Pour cet automne, le plaisir de le lire sera plus complet, avec la parution aux éditions Chihab d’un recueil de textes, chroniques et nouvelles. Intitulé Lunes impaires, ce livre compte des histoires inédites et d’autres déjà parues et remastérisées pour l’occasion.En huit chapitres, introduits par des citations inventées d’auteurs imaginaires mais ayant pu exister (toute ressemblance avec des personnes vivantes n’est que pure coïncidence), l’auteur passe allègrement de la réalité à la fiction, du vraisemblable à l’extraordinaire, la frontière étant ici très poreuse entre le normal et le surnaturel, le physique et le métaphysique.

Donnant son titre à l’ouvrage, la séquence consacrée au mois sacré, qui élève le ramadhan au rang de véritable personnage, illustre brillamment, dans un aller-retour incessant entre spiritualité et absurde, la quête d’une normalité finalement impossible.

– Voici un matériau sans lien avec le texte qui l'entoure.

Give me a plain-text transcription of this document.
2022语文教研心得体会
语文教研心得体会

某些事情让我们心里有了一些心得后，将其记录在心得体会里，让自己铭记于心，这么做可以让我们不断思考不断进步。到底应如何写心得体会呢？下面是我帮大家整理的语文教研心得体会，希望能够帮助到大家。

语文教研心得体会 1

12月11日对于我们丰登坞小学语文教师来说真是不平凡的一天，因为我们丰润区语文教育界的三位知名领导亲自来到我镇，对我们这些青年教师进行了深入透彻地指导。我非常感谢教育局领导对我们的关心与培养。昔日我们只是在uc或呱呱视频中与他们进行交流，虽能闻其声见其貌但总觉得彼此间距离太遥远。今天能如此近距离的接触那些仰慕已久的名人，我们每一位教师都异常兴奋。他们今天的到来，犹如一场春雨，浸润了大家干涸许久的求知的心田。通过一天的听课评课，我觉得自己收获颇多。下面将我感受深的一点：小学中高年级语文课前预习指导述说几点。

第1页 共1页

Ce journal « spécial » ramadhan, avec ses contes extraordinaires et leçons particulières, constitue assurément la partie la plus « spirituelle » du recueil de Amari.

Autre feuilleton -genre particulièrement affectionné par l’auteur-, autres mœurs, Chawki Amari maquille la gravité et la tendresse sous des couches d’humour et de dérision, dans Quelques destins sans avenir. On y rencontrera notamment l’improbable couple Achour et Achoura, le très célibataire Mokhtar le Bègue, on ne découvrira pas les circonstances de la mort mystérieuse de Naïm Anonyme, mais rien ne nous sera caché du destin automobile de Mohamed ZH. Plus loin, plus cinématographique, il nous prend à contre-pied et nous coupe le souffle avec Souk El Khemis, histoire de dire que la vie n’est pas un film en cinémascope.

Rien de plus jubilatoire, en revanche, dans un pays où le quotidien ressemble souvent à un scénario pour film de science-fiction, que cette histoire de Happiz Seventiz ou le retour de Houari Boumediene.

Comme on dégustera avec bonheur les aventures imaginaires de Ahmed Tagalamentag. Enfin, la plus fine pour la route, Un café au supercafé ou les conséquences douloureuses d’un message virtuel, d’un expéditeur virtuel, dans un cybercafé à Tazmalt. Il n’y a, bien sûr, pas plus de morale dans cette histoire qu’en politique.